I have encountered a peculiar problem working with Kafka consumers. When I have a topic with a number of partitions, and a consumer group, the consumption eventually becomes unbalanced if consumer number is less than partition number. For example, if I have 8 partitions and 4 consumers, I see something like this:
Client Partition Lag
C1 P0 1000000
C1 P1 1000000
C2 P2 0
C2 P3 0
C3 P4 1000000
C3 P5 1000000
C4 P6 0
C4 P7 0
So some clients have zero lag and are doing nothing, and some have large lag and are working hard but are left behind. Note that I could of course have 8 clients, but given the workload I don't need 8 clients, I need only four, it's just that Kafka allocates partitions in a way that in fact only two of the four can work. I could also allocate partitions manually but that would complicate the application logic a lot, I'm quite happy with using Kafka consumer group capabilities, except for this one annoying balance problem.

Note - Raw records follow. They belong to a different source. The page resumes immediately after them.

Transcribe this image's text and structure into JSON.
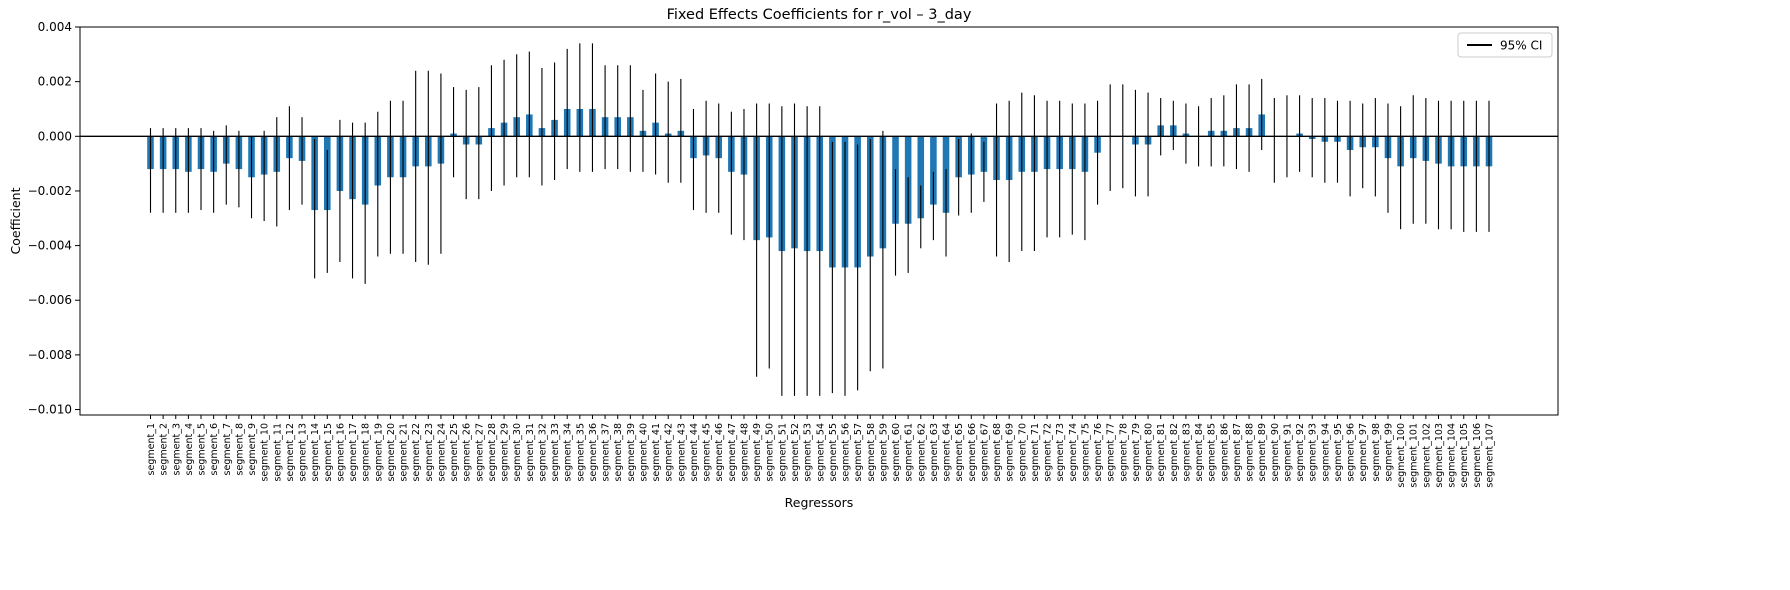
{
  "chart_data": {
    "type": "bar",
    "title": "Fixed Effects Coefficients for r_vol – 3_day",
    "xlabel": "Regressors",
    "ylabel": "Coefficient",
    "ylim": [
      -0.0102,
      0.004
    ],
    "yticks": [
      0.004,
      0.002,
      0.0,
      -0.002,
      -0.004,
      -0.006,
      -0.008,
      -0.01
    ],
    "ytick_labels": [
      "0.004",
      "0.002",
      "0.000",
      "−0.002",
      "−0.004",
      "−0.006",
      "−0.008",
      "−0.010"
    ],
    "grid": false,
    "zero_line": true,
    "legend": {
      "label": "95% CI",
      "placement": "top-right"
    },
    "bar_color": "#1f77b4",
    "ci_color": "#000000",
    "categories": [
      "segment_1",
      "segment_2",
      "segment_3",
      "segment_4",
      "segment_5",
      "segment_6",
      "segment_7",
      "segment_8",
      "segment_9",
      "segment_10",
      "segment_11",
      "segment_12",
      "segment_13",
      "segment_14",
      "segment_15",
      "segment_16",
      "segment_17",
      "segment_18",
      "segment_19",
      "segment_20",
      "segment_21",
      "segment_22",
      "segment_23",
      "segment_24",
      "segment_25",
      "segment_26",
      "segment_27",
      "segment_28",
      "segment_29",
      "segment_30",
      "segment_31",
      "segment_32",
      "segment_33",
      "segment_34",
      "segment_35",
      "segment_36",
      "segment_37",
      "segment_38",
      "segment_39",
      "segment_40",
      "segment_41",
      "segment_42",
      "segment_43",
      "segment_44",
      "segment_45",
      "segment_46",
      "segment_47",
      "segment_48",
      "segment_49",
      "segment_50",
      "segment_51",
      "segment_52",
      "segment_53",
      "segment_54",
      "segment_55",
      "segment_56",
      "segment_57",
      "segment_58",
      "segment_59",
      "segment_60",
      "segment_61",
      "segment_62",
      "segment_63",
      "segment_64",
      "segment_65",
      "segment_66",
      "segment_67",
      "segment_68",
      "segment_69",
      "segment_70",
      "segment_71",
      "segment_72",
      "segment_73",
      "segment_74",
      "segment_75",
      "segment_76",
      "segment_77",
      "segment_78",
      "segment_79",
      "segment_80",
      "segment_81",
      "segment_82",
      "segment_83",
      "segment_84",
      "segment_85",
      "segment_86",
      "segment_87",
      "segment_88",
      "segment_89",
      "segment_90",
      "segment_91",
      "segment_92",
      "segment_93",
      "segment_94",
      "segment_95",
      "segment_96",
      "segment_97",
      "segment_98",
      "segment_99",
      "segment_100",
      "segment_101",
      "segment_102",
      "segment_103",
      "segment_104",
      "segment_105",
      "segment_106",
      "segment_107"
    ],
    "values": [
      -0.0012,
      -0.0012,
      -0.0012,
      -0.0013,
      -0.0012,
      -0.0013,
      -0.001,
      -0.0012,
      -0.0015,
      -0.0014,
      -0.0013,
      -0.0008,
      -0.0009,
      -0.0027,
      -0.0027,
      -0.002,
      -0.0023,
      -0.0025,
      -0.0018,
      -0.0015,
      -0.0015,
      -0.0011,
      -0.0011,
      -0.001,
      0.0001,
      -0.0003,
      -0.0003,
      0.0003,
      0.0005,
      0.0007,
      0.0008,
      0.0003,
      0.0006,
      0.001,
      0.001,
      0.001,
      0.0007,
      0.0007,
      0.0007,
      0.0002,
      0.0005,
      0.0001,
      0.0002,
      -0.0008,
      -0.0007,
      -0.0008,
      -0.0013,
      -0.0014,
      -0.0038,
      -0.0037,
      -0.0042,
      -0.0041,
      -0.0042,
      -0.0042,
      -0.0048,
      -0.0048,
      -0.0048,
      -0.0044,
      -0.0041,
      -0.0032,
      -0.0032,
      -0.003,
      -0.0025,
      -0.0028,
      -0.0015,
      -0.0014,
      -0.0013,
      -0.0016,
      -0.0016,
      -0.0013,
      -0.0013,
      -0.0012,
      -0.0012,
      -0.0012,
      -0.0013,
      -0.0006,
      0.0,
      0.0,
      -0.0003,
      -0.0003,
      0.0004,
      0.0004,
      0.0001,
      0.0,
      0.0002,
      0.0002,
      0.0003,
      0.0003,
      0.0008,
      0.0,
      0.0,
      0.0001,
      -0.0001,
      -0.0002,
      -0.0002,
      -0.0005,
      -0.0004,
      -0.0004,
      -0.0008,
      -0.0011,
      -0.0008,
      -0.0009,
      -0.001,
      -0.0011,
      -0.0011,
      -0.0011,
      -0.0011
    ],
    "ci_lower": [
      -0.0028,
      -0.0028,
      -0.0028,
      -0.0028,
      -0.0027,
      -0.0028,
      -0.0025,
      -0.0026,
      -0.003,
      -0.0031,
      -0.0033,
      -0.0027,
      -0.0025,
      -0.0052,
      -0.005,
      -0.0046,
      -0.0052,
      -0.0054,
      -0.0044,
      -0.0043,
      -0.0043,
      -0.0046,
      -0.0047,
      -0.0043,
      -0.0015,
      -0.0023,
      -0.0023,
      -0.002,
      -0.0018,
      -0.0015,
      -0.0015,
      -0.0018,
      -0.0016,
      -0.0012,
      -0.0013,
      -0.0013,
      -0.0012,
      -0.0012,
      -0.0013,
      -0.0013,
      -0.0014,
      -0.0017,
      -0.0017,
      -0.0027,
      -0.0028,
      -0.0028,
      -0.0036,
      -0.0038,
      -0.0088,
      -0.0085,
      -0.0095,
      -0.0095,
      -0.0095,
      -0.0095,
      -0.0094,
      -0.0095,
      -0.0093,
      -0.0086,
      -0.0085,
      -0.0051,
      -0.005,
      -0.0041,
      -0.0038,
      -0.0044,
      -0.0029,
      -0.0028,
      -0.0024,
      -0.0044,
      -0.0046,
      -0.0042,
      -0.0042,
      -0.0037,
      -0.0037,
      -0.0036,
      -0.0038,
      -0.0025,
      -0.002,
      -0.0019,
      -0.0022,
      -0.0022,
      -0.0007,
      -0.0005,
      -0.001,
      -0.0011,
      -0.0011,
      -0.0011,
      -0.0012,
      -0.0013,
      -0.0005,
      -0.0017,
      -0.0015,
      -0.0013,
      -0.0015,
      -0.0017,
      -0.0017,
      -0.0022,
      -0.0019,
      -0.0022,
      -0.0028,
      -0.0034,
      -0.0032,
      -0.0032,
      -0.0034,
      -0.0034,
      -0.0035,
      -0.0035,
      -0.0035
    ],
    "ci_upper": [
      0.0003,
      0.0003,
      0.0003,
      0.0003,
      0.0003,
      0.0002,
      0.0004,
      0.0002,
      0.0,
      0.0002,
      0.0007,
      0.0011,
      0.0007,
      -0.0001,
      -0.0005,
      0.0006,
      0.0005,
      0.0005,
      0.0009,
      0.0013,
      0.0013,
      0.0024,
      0.0024,
      0.0023,
      0.0018,
      0.0017,
      0.0018,
      0.0026,
      0.0028,
      0.003,
      0.0031,
      0.0025,
      0.0027,
      0.0032,
      0.0034,
      0.0034,
      0.0026,
      0.0026,
      0.0026,
      0.0017,
      0.0023,
      0.002,
      0.0021,
      0.001,
      0.0013,
      0.0012,
      0.0009,
      0.001,
      0.0012,
      0.0012,
      0.0011,
      0.0012,
      0.0011,
      0.0011,
      -0.0002,
      -0.0002,
      -0.0003,
      -0.0001,
      0.0002,
      -0.0012,
      -0.0015,
      -0.0018,
      -0.0013,
      -0.0012,
      -0.0001,
      0.0001,
      -0.0002,
      0.0012,
      0.0013,
      0.0016,
      0.0015,
      0.0013,
      0.0013,
      0.0012,
      0.0012,
      0.0013,
      0.0019,
      0.0019,
      0.0017,
      0.0016,
      0.0014,
      0.0013,
      0.0012,
      0.0011,
      0.0014,
      0.0015,
      0.0019,
      0.0019,
      0.0021,
      0.0014,
      0.0015,
      0.0015,
      0.0014,
      0.0014,
      0.0013,
      0.0013,
      0.0012,
      0.0014,
      0.0012,
      0.0011,
      0.0015,
      0.0014,
      0.0013,
      0.0013,
      0.0013,
      0.0013,
      0.0013
    ]
  }
}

So, I wonder if there are any means to automatically adjust for this - i.e. somehow reassign the clients in a way that would distribute the work equally. I know there was a proposal for something like that but it seems like nothing is happening there. So I wonder if there's any way to do it automatically within existing means. I am using kafka-python
driver now, so ideally the solution would be implementable in Python, without requiring to move all the system to Java.